Он вырвал у Аниськи кнут, подхлестывал взятую у Спиридоновых лошаденку. Ему казалось, что он может опоздать, и торги начнутся без него…
Просторный двор рогожкинского прасола Козьмы Петровича Коротькова гудел, как встревоженное шмелиное гнездо.
Над песчаной отмелью, опираясь на добротные сваи и каменные, вгрузшие в землю столбы, стояли тесовые пристройки и рыбные амбары. От весеннего донского разлива, от азовской, нагнетаемой низовкой волны, часто подмывающей ярко раскрашенные домики рогожкинских рыбаков, надежно оградил себя Кузьма Петрович.
Съехавшийся к нему рыбачий люд, обилие подвод, каюков и баркасов у берега создавали впечатление азартной ярмарки. На берегу и у растворенных сараев толпились елизаветовские, кагальницкие, синявские и приморские рыбаки. Бойкий нижнедонской говор сливался с напевным и мягким украинским. Говор был разным, но все говорили об одном — о рыбе, о снастях, о прасолах.
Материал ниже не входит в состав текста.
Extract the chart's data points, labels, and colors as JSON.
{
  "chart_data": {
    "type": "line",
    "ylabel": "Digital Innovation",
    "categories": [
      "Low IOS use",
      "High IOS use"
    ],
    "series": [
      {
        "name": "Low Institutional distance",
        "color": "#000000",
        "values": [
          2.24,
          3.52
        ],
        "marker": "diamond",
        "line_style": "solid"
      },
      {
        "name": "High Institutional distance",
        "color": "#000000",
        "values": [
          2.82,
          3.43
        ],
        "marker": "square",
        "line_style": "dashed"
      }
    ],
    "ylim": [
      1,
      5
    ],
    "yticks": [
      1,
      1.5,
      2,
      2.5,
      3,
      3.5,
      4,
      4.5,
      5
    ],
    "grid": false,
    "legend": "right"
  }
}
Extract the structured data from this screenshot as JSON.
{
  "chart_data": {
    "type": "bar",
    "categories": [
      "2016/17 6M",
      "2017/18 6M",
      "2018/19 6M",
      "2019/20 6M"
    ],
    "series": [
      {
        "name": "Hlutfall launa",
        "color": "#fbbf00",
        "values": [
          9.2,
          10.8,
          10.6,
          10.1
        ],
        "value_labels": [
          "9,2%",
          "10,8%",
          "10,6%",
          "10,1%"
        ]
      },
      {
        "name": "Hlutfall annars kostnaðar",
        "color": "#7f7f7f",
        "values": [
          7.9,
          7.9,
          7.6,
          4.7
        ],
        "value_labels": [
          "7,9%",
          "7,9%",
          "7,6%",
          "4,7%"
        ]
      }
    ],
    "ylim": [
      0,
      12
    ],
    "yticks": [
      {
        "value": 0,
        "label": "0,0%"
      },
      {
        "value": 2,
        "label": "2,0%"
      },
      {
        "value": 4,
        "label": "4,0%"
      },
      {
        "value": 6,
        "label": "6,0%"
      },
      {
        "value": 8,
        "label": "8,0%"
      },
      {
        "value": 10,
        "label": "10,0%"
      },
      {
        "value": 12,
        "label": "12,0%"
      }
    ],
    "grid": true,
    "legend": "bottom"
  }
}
Здесь совсем почти не упоминалось о хлебе, о земле: земля лежала здесь униженная, истоптанная подковами сапог, смешанная с рыбьей слизью и чешуей. Рыба вытеснила все. Казалось, даже солнце здесь пахло рыбой, крепким настоем нагретой смолы и соли.
У заново выстроенного сарая, служившего складом для шаровских трофеев, топорщилась сваленная в беспорядочный ворох рыбачья утварь. Возле развешанных неводов, бредней и мелких сетей, у берега, где, как лошади на привязи, сгрудились каюки и баркасы, толпились рыбаки. Некоторые уже облюбовывали себе кое-что из добра своих неудачливых товарищей, на глаз оценивали вещь, некоторые по следам пуль узнавали свои каюки и, хмуро потупляя взгляды, отворачивались, думая какую-то никому неведомую горькую думу.
У склада стоял голый стол, огражденный барьером из парусных рей. На столе лежали счеты, ящик и деревянный молоток. У стола толпились Неразговорчивые пихрецы. Среди них особо выделялся своим щегольством и уродливой губой вахмистр Крюков. Он был одет лучше всех: новые объемистые шаровары из тонкого сукна свисали пустыми торбами над голенищами шевровых, слепивших черным глянцем, сапог. Золотая цепочка с многочисленными брелоками, свисая полукружьем из-под гимнастерки, тянулась к карману, откуда Крюков, хвастаясь перед присутствующими, поминутно вытаскивал массивные серебряные часы. Алая фуражка сидела на черночубой голове вахмистра особенно молодцевато.